Although the sightings are now long over, the excitement of generated by these events can still be felt by one who reads through the numerous records of the sightings, records compiled by the GBRT, and especially by one who listens to the hours of videotape made during the sightings. Hearing the various witnesses commenting and yelling to each other brings back a freshness that goes far beyond the "stale history" of most UFO sightings. I can still think back to my own sighting and my initial reactions. But to completely relive it I turn on the video machine and watch and listen and return once again to the excitement of yesteryear, when, on September 16, 1991 at precisely 1 Hour, 33 Minutes Coordinated Universal Time (Universal...does that mean THEY use it too?) or 8:33 PM Central Daylight Time...

Man: LOOK, THERE IT IS! Woman: THERE IT IS Man: THERE IT IS Man: MY GOD! IT'S A RING. Another Man: OH, WOW! LOOK AT THAT RING! Woman: ITS A RING! OH, GOD, YES!! Me: Yup. It's got points..I see points of light!
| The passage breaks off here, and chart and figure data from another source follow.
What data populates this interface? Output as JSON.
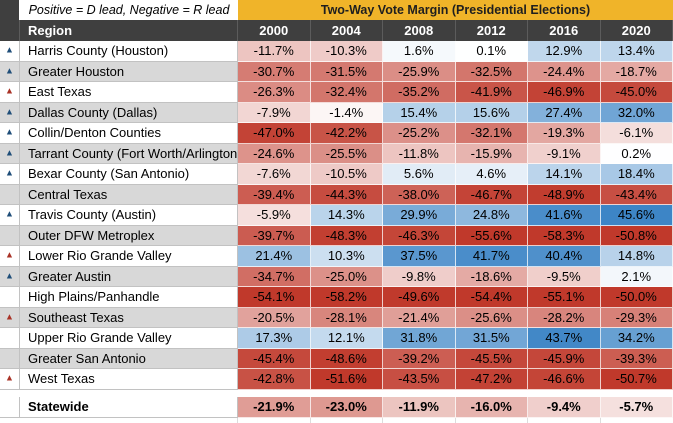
{
  "meta": {
    "note": "Positive = D lead, Negative = R lead",
    "title": "Two-Way Vote Margin (Presidential Elections)"
  },
  "columns": {
    "region_header": "Region",
    "years": [
      "2000",
      "2004",
      "2008",
      "2012",
      "2016",
      "2020"
    ]
  },
  "colors": {
    "title_background": "#f0b429",
    "title_text": "#1f1f1f",
    "header_background": "#3f3f3f",
    "header_text": "#ffffff",
    "row_stripe": "#d8d8d8",
    "scale_negative_max": "#c0392b",
    "scale_mid": "#ffffff",
    "scale_positive_max": "#3d85c6",
    "triangle_blue": "#1f4e79",
    "triangle_red": "#a93226"
  },
  "icons": {
    "triangle_up_glyph": "▲"
  },
  "scale": {
    "negative_full_at": -50,
    "positive_full_at": 45
  },
  "rows": [
    {
      "region": "Harris County (Houston)",
      "trend": "up-blue",
      "values": [
        -11.7,
        -10.3,
        1.6,
        0.1,
        12.9,
        13.4
      ]
    },
    {
      "region": "Greater Houston",
      "trend": "up-blue",
      "values": [
        -30.7,
        -31.5,
        -25.9,
        -32.5,
        -24.4,
        -18.7
      ]
    },
    {
      "region": "East Texas",
      "trend": "up-red",
      "values": [
        -26.3,
        -32.4,
        -35.2,
        -41.9,
        -46.9,
        -45.0
      ]
    },
    {
      "region": "Dallas County (Dallas)",
      "trend": "up-blue",
      "values": [
        -7.9,
        -1.4,
        15.4,
        15.6,
        27.4,
        32.0
      ]
    },
    {
      "region": "Collin/Denton Counties",
      "trend": "up-blue",
      "values": [
        -47.0,
        -42.2,
        -25.2,
        -32.1,
        -19.3,
        -6.1
      ]
    },
    {
      "region": "Tarrant County (Fort Worth/Arlington)",
      "trend": "up-blue",
      "values": [
        -24.6,
        -25.5,
        -11.8,
        -15.9,
        -9.1,
        0.2
      ]
    },
    {
      "region": "Bexar County (San Antonio)",
      "trend": "up-blue",
      "values": [
        -7.6,
        -10.5,
        5.6,
        4.6,
        14.1,
        18.4
      ]
    },
    {
      "region": "Central Texas",
      "trend": null,
      "values": [
        -39.4,
        -44.3,
        -38.0,
        -46.7,
        -48.9,
        -43.4
      ]
    },
    {
      "region": "Travis County (Austin)",
      "trend": "up-blue",
      "values": [
        -5.9,
        14.3,
        29.9,
        24.8,
        41.6,
        45.6
      ]
    },
    {
      "region": "Outer DFW Metroplex",
      "trend": null,
      "values": [
        -39.7,
        -48.3,
        -46.3,
        -55.6,
        -58.3,
        -50.8
      ]
    },
    {
      "region": "Lower Rio Grande Valley",
      "trend": "up-red",
      "values": [
        21.4,
        10.3,
        37.5,
        41.7,
        40.4,
        14.8
      ]
    },
    {
      "region": "Greater Austin",
      "trend": "up-blue",
      "values": [
        -34.7,
        -25.0,
        -9.8,
        -18.6,
        -9.5,
        2.1
      ]
    },
    {
      "region": "High Plains/Panhandle",
      "trend": null,
      "values": [
        -54.1,
        -58.2,
        -49.6,
        -54.4,
        -55.1,
        -50.0
      ]
    },
    {
      "region": "Southeast Texas",
      "trend": "up-red",
      "values": [
        -20.5,
        -28.1,
        -21.4,
        -25.6,
        -28.2,
        -29.3
      ]
    },
    {
      "region": "Upper Rio Grande Valley",
      "trend": null,
      "values": [
        17.3,
        12.1,
        31.8,
        31.5,
        43.7,
        34.2
      ]
    },
    {
      "region": "Greater San Antonio",
      "trend": null,
      "values": [
        -45.4,
        -48.6,
        -39.2,
        -45.5,
        -45.9,
        -39.3
      ]
    },
    {
      "region": "West Texas",
      "trend": "up-red",
      "values": [
        -42.8,
        -51.6,
        -43.5,
        -47.2,
        -46.6,
        -50.7
      ]
    }
  ],
  "footer": {
    "region": "Statewide",
    "values": [
      -21.9,
      -23.0,
      -11.9,
      -16.0,
      -9.4,
      -5.7
    ]
  }
}
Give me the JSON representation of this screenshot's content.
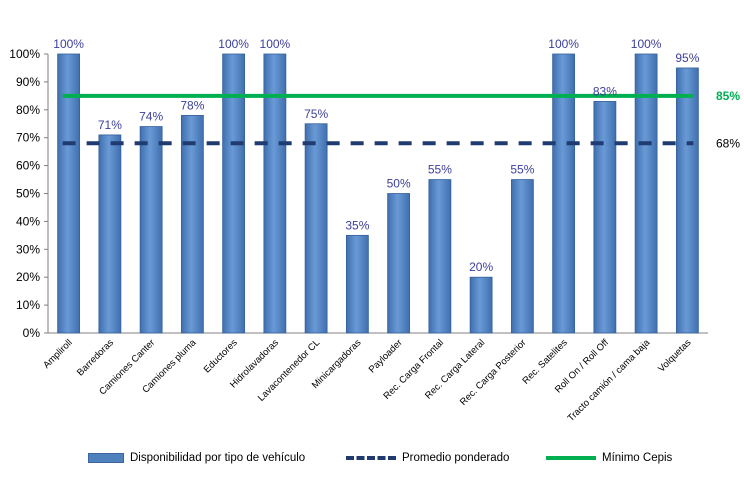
{
  "chart_data": {
    "type": "bar",
    "categories": [
      "Ampliroll",
      "Barredoras",
      "Camiones Canter",
      "Camiones pluma",
      "Eductores",
      "Hidrolavadoras",
      "Lavacontenedor CL",
      "Minicargadoras",
      "Payloader",
      "Rec. Carga Frontal",
      "Rec. Carga Lateral",
      "Rec. Carga Posterior",
      "Rec. Satelites",
      "Roll On / Roll Off",
      "Tracto camión / cama baja",
      "Volquetas"
    ],
    "series": [
      {
        "name": "Disponibilidad por tipo de vehículo",
        "values": [
          100,
          71,
          74,
          78,
          100,
          100,
          75,
          35,
          50,
          55,
          20,
          55,
          100,
          83,
          100,
          95
        ],
        "labels": [
          "100%",
          "71%",
          "74%",
          "78%",
          "100%",
          "100%",
          "75%",
          "35%",
          "50%",
          "55%",
          "20%",
          "55%",
          "100%",
          "83%",
          "100%",
          "95%"
        ],
        "color": "#4f81bd"
      }
    ],
    "reference_lines": [
      {
        "name": "Promedio ponderado",
        "value": 68,
        "label": "68%",
        "style": "dashed",
        "color": "#1f3b70",
        "label_color": "#000000"
      },
      {
        "name": "Mínimo Cepis",
        "value": 85,
        "label": "85%",
        "style": "solid",
        "color": "#00b050",
        "label_color": "#00b050"
      }
    ],
    "ylim": [
      0,
      100
    ],
    "yticks": [
      0,
      10,
      20,
      30,
      40,
      50,
      60,
      70,
      80,
      90,
      100
    ],
    "ytick_labels": [
      "0%",
      "10%",
      "20%",
      "30%",
      "40%",
      "50%",
      "60%",
      "70%",
      "80%",
      "90%",
      "100%"
    ],
    "grid": false,
    "legend_position": "bottom"
  },
  "legend": {
    "bar_label": "Disponibilidad por tipo de vehículo",
    "dash_label": "Promedio ponderado",
    "line_label": "Mínimo Cepis"
  }
}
Ed Walters: HEY! SOMEBODY SIGHT THROUGH THAT OTHER INSTRUMENT DOWN THERE! (This is a reference to the elemuth scope.) Other voices, noise, etc., seconds go by.... Me: I'm counting the points of light..1, 2, 3, 4, 5, 6, 7, 8.. Ed Walters: LOOK AT THAT RING! IS THAT BEAUTIFUL? Man: IT'S MOVING OVERHEAD! Another Man: COMING OVER!! Other voices, noise Me: (60 seconds into the sighting) We're seeing the ring at an angular altitude of about 45 degrees or maybe a little bit less. (the ring fades out) Woman: YES! WE DID IT!!! Me: (Thinking about it afterward) No, we didn't do it. THEY did. But who are they? And why did they do it? Will we ever know?